We've been resistant to thinking about surgical intervention for obesity. But that's changing. We are realizing that surgery for an adolescent that is done by a multidisciplinary team that addresses all of the potential consequences and helps that family to support the needed lifestyle changes is an effective intervention.

We're going to need more data outside the context of a research environment before we recommend this intervention for younger children. But for adolescents, it's becoming more and more of an option.

Can surgery get teens off the insulin resistance slope? Can a child return to normal insulin sensitivity?

The studies that have been done demonstrate that one can. The question is sustainability of the interventions that support a child in staying off that ramp. If the initial interventions that support a healthy lifestyle are sustained, that can permanently get that child off the track to insulin resistance and diabetes.

We know that type 2 diabetes is a more severe disease in a young person than in a 60-year-old. Do you think the message that type 2 diabetes is a life-threatening condition in kids is getting out there?

I have to say, probably not. I don't think it is recognized that it is a severe disease. There is a whole risk profile that accompanies type 2 diabetes in kids, including a very high risk for cardiovascular disease and complications we're used to seeing in adults that are now seen even at presentation in children. That is out of proportion to adult presentation of type 2 diabetes. I don't know that we understand why that is.

Is the lack of recognition that diabetes is present—the long delay until diagnosis—the reason there is so much comorbidity at presentation? Or is the comorbidity a result of the severity of the disease itself?

I think it's probably a combination. It is a more severe disease, and not only because it affects individuals for a longer time when it starts early, but because the disease itself is different, even within the same family. The parent may have developed diabetes at age 40 or 50 years of age, but the child develops diabetes at a younger age. It is likely a combination of genetic predisposition and environmental factors that determines the severity of the condition in children and adolescents.
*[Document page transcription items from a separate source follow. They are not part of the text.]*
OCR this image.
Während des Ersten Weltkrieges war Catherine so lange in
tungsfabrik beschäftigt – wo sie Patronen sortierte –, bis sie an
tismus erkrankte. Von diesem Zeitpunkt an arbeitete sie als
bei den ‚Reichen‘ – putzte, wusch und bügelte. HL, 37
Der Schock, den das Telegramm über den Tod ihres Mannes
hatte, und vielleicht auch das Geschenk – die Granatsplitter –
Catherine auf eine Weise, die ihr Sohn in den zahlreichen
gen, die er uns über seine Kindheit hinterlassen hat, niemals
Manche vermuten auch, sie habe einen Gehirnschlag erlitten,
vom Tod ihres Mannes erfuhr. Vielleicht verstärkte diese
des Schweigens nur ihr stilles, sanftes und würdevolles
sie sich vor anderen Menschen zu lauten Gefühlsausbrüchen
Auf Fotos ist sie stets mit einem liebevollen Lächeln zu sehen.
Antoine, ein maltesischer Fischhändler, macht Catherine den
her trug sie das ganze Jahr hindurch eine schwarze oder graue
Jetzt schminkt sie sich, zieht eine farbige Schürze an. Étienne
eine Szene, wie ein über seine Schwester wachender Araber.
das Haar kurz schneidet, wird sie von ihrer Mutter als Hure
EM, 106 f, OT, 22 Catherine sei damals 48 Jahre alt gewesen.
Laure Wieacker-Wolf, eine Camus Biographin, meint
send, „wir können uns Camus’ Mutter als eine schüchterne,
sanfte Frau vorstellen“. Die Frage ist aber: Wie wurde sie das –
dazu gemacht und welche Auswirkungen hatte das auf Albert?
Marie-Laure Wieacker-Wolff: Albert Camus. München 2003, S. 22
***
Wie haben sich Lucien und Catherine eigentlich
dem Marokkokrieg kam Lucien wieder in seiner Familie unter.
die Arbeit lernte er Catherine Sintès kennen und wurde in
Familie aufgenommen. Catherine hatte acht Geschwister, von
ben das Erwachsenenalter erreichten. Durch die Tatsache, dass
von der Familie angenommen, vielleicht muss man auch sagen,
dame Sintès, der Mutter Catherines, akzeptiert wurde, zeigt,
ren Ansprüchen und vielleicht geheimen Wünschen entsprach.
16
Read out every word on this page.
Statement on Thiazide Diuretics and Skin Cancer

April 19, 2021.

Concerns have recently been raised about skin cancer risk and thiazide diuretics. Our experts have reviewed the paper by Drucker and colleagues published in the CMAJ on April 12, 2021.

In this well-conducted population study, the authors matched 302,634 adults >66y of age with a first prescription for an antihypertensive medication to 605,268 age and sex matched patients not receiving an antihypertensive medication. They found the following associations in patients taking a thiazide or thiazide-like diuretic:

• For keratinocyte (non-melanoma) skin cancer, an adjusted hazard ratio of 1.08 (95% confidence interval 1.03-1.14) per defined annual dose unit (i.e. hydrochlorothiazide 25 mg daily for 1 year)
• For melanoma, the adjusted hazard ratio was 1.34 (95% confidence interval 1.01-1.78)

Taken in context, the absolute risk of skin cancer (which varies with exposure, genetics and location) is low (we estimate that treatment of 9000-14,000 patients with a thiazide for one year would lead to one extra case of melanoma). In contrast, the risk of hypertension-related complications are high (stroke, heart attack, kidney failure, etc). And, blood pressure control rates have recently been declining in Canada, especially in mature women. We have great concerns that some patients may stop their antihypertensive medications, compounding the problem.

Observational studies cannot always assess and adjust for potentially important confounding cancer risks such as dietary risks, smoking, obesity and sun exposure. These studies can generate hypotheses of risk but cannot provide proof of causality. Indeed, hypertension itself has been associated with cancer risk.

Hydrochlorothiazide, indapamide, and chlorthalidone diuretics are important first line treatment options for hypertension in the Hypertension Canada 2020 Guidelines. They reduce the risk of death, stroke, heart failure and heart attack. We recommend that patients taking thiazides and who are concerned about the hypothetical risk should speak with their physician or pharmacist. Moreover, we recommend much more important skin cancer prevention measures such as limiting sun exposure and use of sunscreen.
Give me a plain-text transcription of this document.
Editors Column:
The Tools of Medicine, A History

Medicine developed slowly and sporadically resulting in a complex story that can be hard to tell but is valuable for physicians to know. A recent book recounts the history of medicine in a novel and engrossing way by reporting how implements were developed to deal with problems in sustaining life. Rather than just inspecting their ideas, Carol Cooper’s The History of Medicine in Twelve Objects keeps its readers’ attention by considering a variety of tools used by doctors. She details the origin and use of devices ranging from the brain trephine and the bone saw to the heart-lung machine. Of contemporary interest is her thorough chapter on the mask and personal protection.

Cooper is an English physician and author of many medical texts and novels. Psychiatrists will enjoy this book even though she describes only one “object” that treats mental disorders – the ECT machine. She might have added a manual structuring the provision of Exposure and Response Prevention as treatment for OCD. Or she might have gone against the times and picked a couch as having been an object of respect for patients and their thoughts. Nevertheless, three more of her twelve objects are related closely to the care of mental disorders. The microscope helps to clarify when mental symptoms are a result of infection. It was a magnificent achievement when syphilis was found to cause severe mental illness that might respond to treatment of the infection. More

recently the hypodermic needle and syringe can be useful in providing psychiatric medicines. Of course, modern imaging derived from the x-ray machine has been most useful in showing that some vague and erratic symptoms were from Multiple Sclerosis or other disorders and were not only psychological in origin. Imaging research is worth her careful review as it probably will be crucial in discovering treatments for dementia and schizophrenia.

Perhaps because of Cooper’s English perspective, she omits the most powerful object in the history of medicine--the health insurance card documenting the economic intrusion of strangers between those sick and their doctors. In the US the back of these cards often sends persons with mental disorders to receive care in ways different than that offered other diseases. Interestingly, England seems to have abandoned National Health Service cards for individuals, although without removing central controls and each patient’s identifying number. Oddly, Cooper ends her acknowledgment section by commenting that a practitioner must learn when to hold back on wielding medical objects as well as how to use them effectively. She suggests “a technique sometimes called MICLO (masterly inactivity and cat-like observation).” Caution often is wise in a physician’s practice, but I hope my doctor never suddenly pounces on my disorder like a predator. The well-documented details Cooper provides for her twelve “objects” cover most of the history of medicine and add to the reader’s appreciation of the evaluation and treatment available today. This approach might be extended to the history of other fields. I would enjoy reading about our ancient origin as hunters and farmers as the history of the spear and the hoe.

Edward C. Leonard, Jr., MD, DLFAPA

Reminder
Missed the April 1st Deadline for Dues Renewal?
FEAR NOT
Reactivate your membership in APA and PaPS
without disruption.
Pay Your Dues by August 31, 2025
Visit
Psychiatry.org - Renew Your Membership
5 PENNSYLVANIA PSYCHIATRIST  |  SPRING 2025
And while we're all learning to screen children earlier, not all kids see a healthcare provider annually. The lack of access to medical care, especially for vulnerable populations, affects how early the condition is recognized in a child and therefore how early intervention is sought.

If we're going to effectively prevent this disease cascade, we really have to be looking at the whole cluster of risk factors in the children we are seeing for well-child visits.

Thinking about how the child and family are eating, the opportunities for play, the family genetics, are all necessary. Early recognition of this profile and early intervention before the child even becomes overweight and insulin resistant are critical. As of now, we're not doing enough.